As ruas nem eram asfaltadas, muitos buracos, cascalho, e o chofer Paulinho, não podia ser diferente, em vez de desviar, fazia questão de passar em todos os buracos só pra gente gritar. Não desviou de nenhum. Ê, moleque levado da breca! E foi assim que desceu rua abaixo, foi assim que rodeou a praça, bem em frente a casa paroquial gritou beeeem alto: _Viva o Padre Joãããão! E aí nóis: _Vivôôôô!!!!!
E subindo, passando pela Rua Leopoldina Maia, bem em frente a casa de D.Aparecida Amaral, diretora do Grupo D.Agostinha Flor de Maria, a façanha ele repetiu: _Viva a diretora D.Aparecida Amaraaaaal!!!!!! E aí nóis: _Vivôôôô!!!!
A comitiva continuou e logo em frente a delegacia berrou: _Viva os soRdados do Guapéééé!!!! E aí nóis: _Vivôôôô!!!!
E assim foi indo a comitiva de moleques adolescentes cidade afor, gritando viva para todas as autoridades da cidade. Isso sem falar que o Bié, um mocinho que tinha um nó nazidéias na hora do viva jogava um punhado de pedrinhas de brita nas casas conforme o chofer apontava. O Zé Luiz, Doni e nóis era pura risada e molecagem.
Resultado...Quando depois de passar a roda em todos os buracos e quase toda hora correr o risco de virar a charrete ele freou o cavalo no portão da escola onde a platéia esperava e o real pai da noiva, o Sô Itamar e BraBo demaaaaais...BraBo fora do jeito com a fia dele a nôRva, o nôRvo, o padre, os padrinhos, enfim, quem acompanhava o cortejo e com o Paulinho ele apontava o dedo e gritava: _Tá doido? Essa charrete podia ter virado...Coinfeito, Sônia, fez essa palhaçada sem me falar, achei que era brincadeira com professores dentro da escola...
Entramos já que o casório estava marcado, mas o Bolão que era o padre levou debaixo da capa preta uma garrafa de bebida forte, ficou tontinho e nada fazia mais do que rir muito, hora do teatro como ele só ria, não conseguiu dizer nada, sendo assim ninguém tinha como responder o decorado, claro, se não tinha pergunta não tinha resposta, o casamento foi um grande fiasco, o Sô Mário Tibúrcio que havia passado o texto pra gente e lá estava prestigiando ficou decepcionado porque tanto ria o padre, como riam os noivos e os padrinhos.

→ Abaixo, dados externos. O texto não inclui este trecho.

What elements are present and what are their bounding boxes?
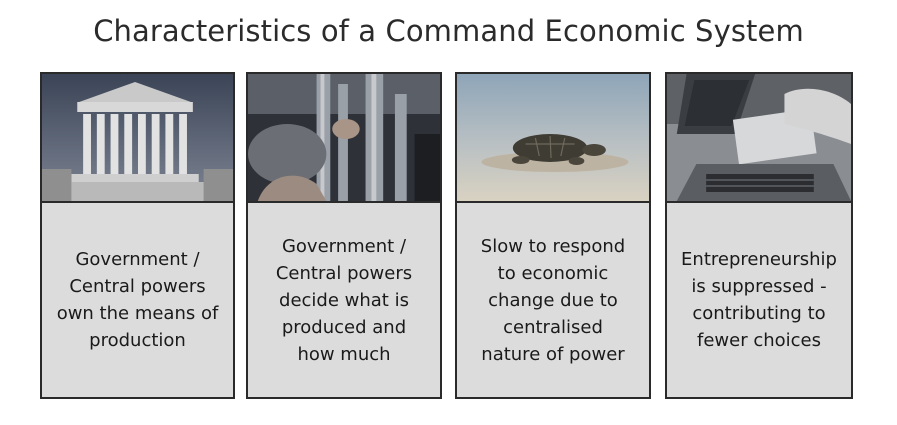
characteristic-card-2: Government / Central powers decide what … bbox=[246, 72, 442, 399]
courthouse-columns-photo bbox=[42, 74, 233, 203]
characteristic-text-1: Government / Central powers own the mean… bbox=[56, 249, 219, 351]
characteristic-text-2: Government / Central powers decide what … bbox=[275, 235, 413, 365]
characteristic-card-1: Government / Central powers own the mean… bbox=[40, 72, 235, 399]
characteristic-text-3: Slow to respond to economic change due t… bbox=[480, 235, 626, 365]
characteristic-text-4: Entrepreneurship is suppressed - contrib… bbox=[681, 249, 837, 351]
factory-worker-photo bbox=[248, 74, 440, 203]
laptop-desk-photo bbox=[667, 74, 851, 203]
characteristic-card-4: Entrepreneurship is suppressed - contrib… bbox=[665, 72, 853, 399]
page-title: Characteristics of a Command Economic Sy… bbox=[93, 14, 804, 48]
turtle-photo bbox=[457, 74, 649, 203]
characteristic-card-3: Slow to respond to economic change due t… bbox=[455, 72, 651, 399]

O casamento acabou ali, o sogro catou a noiva numa brabeza danada e levou pro castigo e do resto não sei contar, mas sei que por muito tempo houve comentários. E pergunto, onde estavam os professores e direção da escola que deixou a gente sair assim pela cidade? Não sei, mas sei que tenho esse retrato que é um belo registro de nossa adolescência.
E VIVA SÃO JOÃO!
(Todos viraram pessoas de responsabilidade. Bolão e Regina, funcionários do estado, Doni, Zé Luiz, Paulinho, Zé Rogério e Tião viraram engenheiros, Zezé, professora primária, eu, professora de Comunicação e Expressão e contadeira de causos aqui no ''Bão De Prosa''.O alegre colega Bolão virou anjo.)